Lampard mengantar Coventry menjuarai Championship 2025/2026 dan memastikan The Sky Blues kembali ke Premier League musim depan. Itu menjadi promosi pertama Coventry ke kasta tertinggi sejak terakhir kali tampil pada 2001.
Keberhasilan tersebut membuat pelatih 47 tahun itu mengungguli sejumlah nama besar dalam pemungutan suara manajer profesional Inggris. Lampard mengalahkan Keith Andrews (Brentford), Mikel Arteta (Arsenal), Unai Emery (Aston Villa), Pep Guardiola (Manchester City), Andoni Iraola (AFC Bournemouth), Michael Skubala (Lincoln City), hingga Andy Woodman (Bromley).
SCROLL TO CONTINUE WITH CONTENT
Lampard pun berhak membawa pulang Sir Alex Ferguson Trophy. Biasanya penghargaan itu diserahkan langsung oleh Sir Alex Ferguson, namun kali ini diwakili pelatih Timnas Inggris Thomas Tuchel dalam gala di London, Selasa (26/5/2026).
Sir Alex absen karena sedang tidak fit. Meski begitu, mantan manajer Manchester United tersebut tetap menyampaikan pesan khusus untuk Lampard yang dibacakan Tuchel.
"Kepada Frank, selamat atas penghargaan sebagai Manajer Terbaik LMA tahun ini. Anda patut bangga dengan apa yang telah Anda dan tim Anda capai."
"Kepribadian Anda sebagai manajer dan pemimpin sangat jelas terlihat dari bagaimana tim Anda bermain dengan hebat musim ini -- dengan penuh percaya diri dan keyakinan, dan saya senang menyaksikan Anda bermain."
"Saya tahu dari percakapan dengan Anda bahwa Anda memiliki kerendahan hati yang besar dan kualitas penting berupa rasa ingin tahu yang tinggi untuk belajar."
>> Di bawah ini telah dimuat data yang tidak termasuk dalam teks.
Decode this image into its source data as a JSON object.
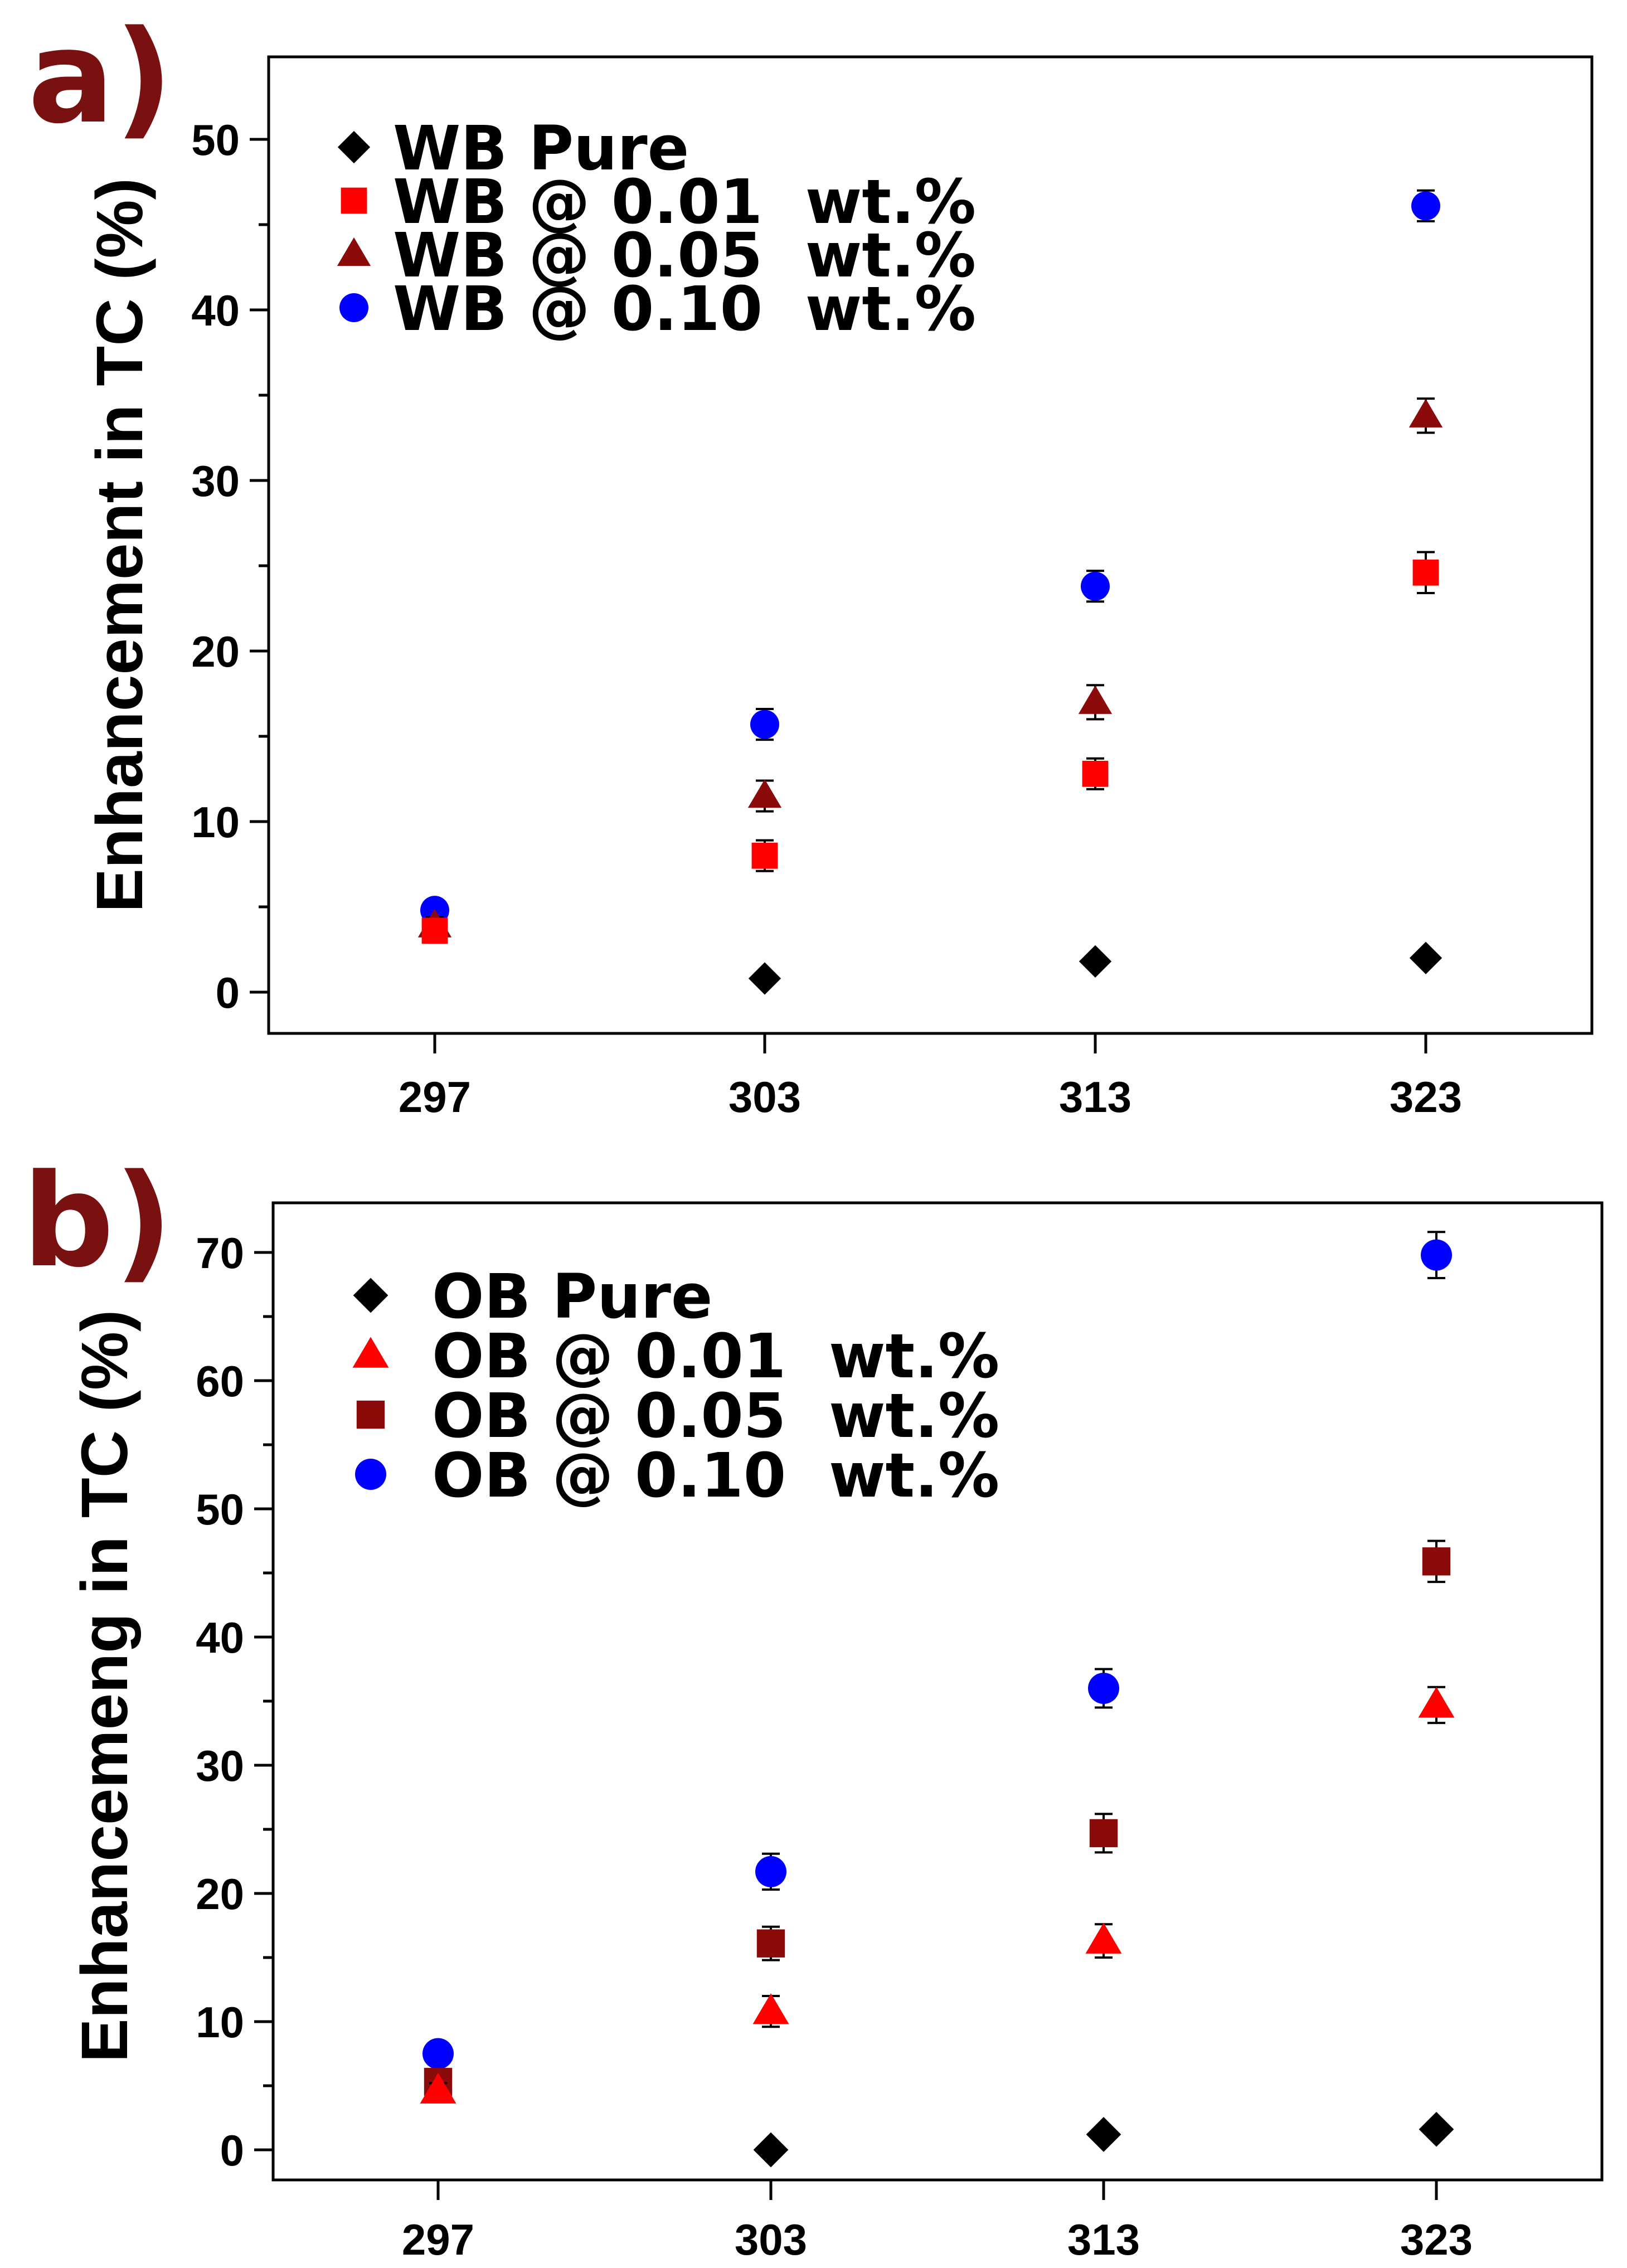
{
  "figure": {
    "panels": [
      {
        "panel_label": "a)",
        "chart_data": {
          "type": "scatter",
          "title": "",
          "xlabel": "",
          "ylabel": "Enhancement in TC (%)",
          "categories": [
            "297",
            "303",
            "313",
            "323"
          ],
          "ylim": [
            -2.5,
            55
          ],
          "yticks": [
            0,
            10,
            20,
            30,
            40,
            50
          ],
          "grid": false,
          "legend_position": "top-left",
          "series": [
            {
              "name": "WB Pure",
              "marker": "diamond",
              "color": "#000000",
              "values": [
                null,
                0.8,
                1.8,
                2.0
              ],
              "errors": [
                null,
                0.2,
                0.3,
                0.3
              ]
            },
            {
              "name": "WB @ 0.01  wt.%",
              "marker": "square",
              "color": "#ff0000",
              "values": [
                3.6,
                8.0,
                12.8,
                24.6
              ],
              "errors": [
                0.5,
                0.9,
                0.9,
                1.2
              ]
            },
            {
              "name": "WB @ 0.05  wt.%",
              "marker": "triangle",
              "color": "#8b0a0a",
              "values": [
                3.9,
                11.5,
                17.0,
                33.8
              ],
              "errors": [
                0.5,
                0.9,
                1.0,
                1.0
              ]
            },
            {
              "name": "WB @ 0.10  wt.%",
              "marker": "circle",
              "color": "#0000ff",
              "values": [
                4.8,
                15.7,
                23.8,
                46.1
              ],
              "errors": [
                0.5,
                0.9,
                0.9,
                0.9
              ]
            }
          ]
        }
      },
      {
        "panel_label": "b)",
        "chart_data": {
          "type": "scatter",
          "title": "",
          "xlabel": "",
          "ylabel": "Enhancemeng in TC (%)",
          "categories": [
            "297",
            "303",
            "313",
            "323"
          ],
          "ylim": [
            -2.5,
            75
          ],
          "yticks": [
            0,
            10,
            20,
            30,
            40,
            50,
            60,
            70
          ],
          "grid": false,
          "legend_position": "top-left",
          "series": [
            {
              "name": "OB Pure",
              "marker": "diamond",
              "color": "#000000",
              "values": [
                null,
                0.0,
                1.2,
                1.6
              ],
              "errors": [
                null,
                0.3,
                0.3,
                0.3
              ]
            },
            {
              "name": "OB @ 0.01  wt.%",
              "marker": "triangle",
              "color": "#ff0000",
              "values": [
                4.6,
                10.8,
                16.3,
                34.7
              ],
              "errors": [
                0.6,
                1.2,
                1.3,
                1.4
              ]
            },
            {
              "name": "OB @ 0.05  wt.%",
              "marker": "square",
              "color": "#8b0a0a",
              "values": [
                5.3,
                16.1,
                24.7,
                45.9
              ],
              "errors": [
                0.7,
                1.3,
                1.5,
                1.6
              ]
            },
            {
              "name": "OB @ 0.10  wt.%",
              "marker": "circle",
              "color": "#0000ff",
              "values": [
                7.5,
                21.7,
                36.0,
                69.8
              ],
              "errors": [
                0.8,
                1.4,
                1.5,
                1.8
              ]
            }
          ]
        }
      }
    ]
  }
}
"Saya yakin memenangi penghargaan ini akan sangat berarti bagi Anda, Frank, dan saya berharap Anda sukses di Premier League musim depan," tutup Sir Alex.
Voting Para Manajer
Penghargaan manajer terbaik versi LMA dipilih melalui voting para manajer profesional dari klub-klub di empat divisi teratas sepak bola Inggris. Karena itu, nominasi penghargaan tidak hanya diisi pelatih Premier League.
Penghargaan ini juga tidak selalu dimenangi manajer juara liga. Tim dengan kekuatan finansial terbatas namun mampu tampil melampaui ekspektasi kerap mendapat perhatian besar dalam penilaian.
Sementara itu, Arteta sebelumnya sudah memenangi penghargaan manajer terbaik 2026 versi Premier League. Pelatih asal Spanyol itu dinilai layak mendapat penghargaan setelah mengakhiri puasa gelar Arsenal selama 22 tahun.